I want to ask if a 'dunn-sidak' option provided by multcompare.m is actually the Dunn's test. Based on the paper (Dunn, 1964) and other materials, the Dunn's test is known to use z-statistics, but according to the documentation provided here, it seems like 'dunn-sidak' option uses critical values from the t-distribution.
Other software (e.g., R; cf. dunn.test, p.4) explicitly returns z-test statistics from the Dunn test.

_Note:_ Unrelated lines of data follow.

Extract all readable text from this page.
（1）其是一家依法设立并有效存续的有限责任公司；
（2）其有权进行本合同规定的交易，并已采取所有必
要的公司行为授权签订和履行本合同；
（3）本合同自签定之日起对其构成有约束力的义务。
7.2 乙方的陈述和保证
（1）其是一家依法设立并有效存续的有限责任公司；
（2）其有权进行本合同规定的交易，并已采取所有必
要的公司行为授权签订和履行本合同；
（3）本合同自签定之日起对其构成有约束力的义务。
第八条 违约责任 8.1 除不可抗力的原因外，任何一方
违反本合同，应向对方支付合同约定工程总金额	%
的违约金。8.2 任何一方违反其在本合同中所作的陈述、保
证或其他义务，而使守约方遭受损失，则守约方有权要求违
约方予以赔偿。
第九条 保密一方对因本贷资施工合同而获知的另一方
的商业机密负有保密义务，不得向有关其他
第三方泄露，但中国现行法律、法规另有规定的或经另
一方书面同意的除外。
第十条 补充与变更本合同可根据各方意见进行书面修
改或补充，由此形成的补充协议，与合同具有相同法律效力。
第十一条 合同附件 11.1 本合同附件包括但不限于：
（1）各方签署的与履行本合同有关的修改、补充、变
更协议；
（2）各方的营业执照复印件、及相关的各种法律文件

When I tested with Python, both Python and MATLAB gave equal results for one dataset but different results when conducted using other datasets.
Can anyone clarify whether the Dunn-Sidak approach in MATLAB is actually the Dunn's test and how does t-statistics fit in here?
My question has also been asked in MATLAB Answers and partially discussed in StackExchange, but I feel like it has not been clearly answered, especially for the MATLAB software.
Thank you.
  1 Comment
Scott MacKenzie
Scott MacKenzie on 14 Jul 2021
Presumably the MATLAB documentation you cite on Multiple Comparisons is correct -- the Dunn-Sidak test, as implemented in multcompare, "uses critical values from the t-distribution". It's possible this is mathematically equivalent to the test given in the original source you cite The formula is given, so perhaps you can compare the two sources to find out.